Career & Business Work Smarter

'Brag!'

The Art of Tooting Your Own Horn Without Blowing It

By PEGGY KLAUS
Continued From Page 3

When someone mentions that she heard about Bill getting the award for the most sales in the Southwest, his boss says, "I knew the day he walked in that I could whip him into shape. I worked hard to get him on board, and it's paid off."

Even though Bill got the sales award, the boss took most of the credit. Bill's lackluster bragging skills limited him on two levels. First, because he placed very little importance on making personal connections with his boss or senior management, they had no vested interest in him, other than some guy making his numbers. Second, Bill's tight-lipped "sales are the only thing that matters" mentality is shortsighted. Had he revealed something more about himself and his story, his boss would have learned that Bill is from a tough neighborhood. He put himself through school and now spends a lot of his leisure time as a mentor with troubled youth. Knowing this, his boss might have told the CEO instead, "I knew the day he walked in that Bill was gold. He had already worked his way through college, and that kind of can-do attitude has paid off." Now, suddenly an image of Bill appears in everyone's mind. He becomes more than just a good hire. He becomes a gutsy, hardworking guy with a can-do attitude.

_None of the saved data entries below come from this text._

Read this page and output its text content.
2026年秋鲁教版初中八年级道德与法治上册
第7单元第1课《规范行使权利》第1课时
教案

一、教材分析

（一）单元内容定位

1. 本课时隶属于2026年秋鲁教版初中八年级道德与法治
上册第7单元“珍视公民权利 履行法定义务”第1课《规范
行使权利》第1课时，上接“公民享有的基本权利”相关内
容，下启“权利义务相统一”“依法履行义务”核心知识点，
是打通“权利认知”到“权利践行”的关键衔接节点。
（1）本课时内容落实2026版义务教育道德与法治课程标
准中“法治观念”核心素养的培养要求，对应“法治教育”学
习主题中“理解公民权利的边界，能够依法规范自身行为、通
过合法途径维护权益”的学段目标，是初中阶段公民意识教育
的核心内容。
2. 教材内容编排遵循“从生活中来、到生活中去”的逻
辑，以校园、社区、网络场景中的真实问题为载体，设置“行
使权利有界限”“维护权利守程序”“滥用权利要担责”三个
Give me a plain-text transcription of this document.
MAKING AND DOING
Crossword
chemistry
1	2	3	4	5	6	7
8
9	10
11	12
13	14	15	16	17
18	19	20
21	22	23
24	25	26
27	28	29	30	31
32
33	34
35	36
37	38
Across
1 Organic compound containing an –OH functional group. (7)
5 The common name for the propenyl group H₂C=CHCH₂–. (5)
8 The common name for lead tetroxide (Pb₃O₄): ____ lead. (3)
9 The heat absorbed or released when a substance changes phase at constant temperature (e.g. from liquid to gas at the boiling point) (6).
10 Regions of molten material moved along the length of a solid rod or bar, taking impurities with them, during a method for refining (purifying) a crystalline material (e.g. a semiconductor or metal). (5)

And if Bill had mentioned to his boss his work with youth, a seed might have been planted. One of the higher-ups in the meeting asks Bill's boss if he knows of anyone who might be interested in starting a high-profile community outreach program to enhance the company's image. Bill's boss says, "Not off the top of my head," and Bill misses another golden opportunity. Seldom are we encouraged to bring our background, our experience, and our enthusiasm to the table and weave them into a compelling human-interest story. It's ironic that with all the advances in communications technology, our interpersonal business communication skills languish in the Dark Ages.

Myth #5:
MORE IS BETTER

It's a beautiful California morning. I am in my office early when the phone rings and I answer it. Immediately I am once again reminded that self-promotion is all about the quality of one's message and story, rather than a boring list of accomplishments. As the following discussion so vividly demonstrates, it doesn't matter what you've done; if you can't sell yourself in a way that's inviting to others, people shut down. "Hi, is Peggy Klaus in?" asked a female voice. "Yes, this is she." Never stopping to ask if this was a good time to talk, this stranger proceeded to launch into a litany of her accomplishments, delivered with the precision of a Power-Point presentation. "I am so excited to talk to you. I just graduated with a degree in communication. I was an excellent student with a 4.0 GPA. I wrote for the school newspaper, which has won accolades from all over the state. I also interned at a local advertising agency during the summers for the last four years. I have a very good reputation and references. For my term paper, I wrote about the changing role of communication in our society today. I think I would be perfect for a job in communication, and since you are involved in that, I wanted to speak with you."

I said, "I'm sorry, what was your name?" She stated her name, but before I could get another word in edgewise, to my utter amazement, she continued: "I also forgot to tell you, I don't know how I could have forgotten, because it's so important, but I can't begin work for another month because I won a prestigious service award and will be traveling to Africa next month to help needy children."

I finally had to say, "Excuse me, Sarah. Obviously you've done so many things, but I have to tell you that I am not looking to hire anyone at this point. You might want to consider some of the larger firms in the area." "Thank you for talking to me," she responded meekly, sounding as if the air had seeped out of her overinflated balloon. Sarah, like many, is a victim of a one-size-fits-all method of presentation that emphasizes form over authenticity.

If she had only started off by asking, "Is this a convenient time to talk?," by telling me how she had learned about my firm, and by engaging me in a thirty-second story about herself, the result would have been different. Even though I wasn't hiring, I would have offered her the name of a personal friend who was. As it was, I just wanted to get her off the phone.

Myth #6:
GOOD GIRLS DON'T BRAG

I'll never forget the national television images of thirteen-year- old Rebecca Sealfon, winner of the National Spelling Bee, screaming and leaping around the stage in triumph of her hard-won victory. Unlike Patty, the junior banker who resisted telling others about her multimillion-dollar business win, Rebecca was excited and proud. She was happy and confident. She was a female thrilled to tell the world about her success.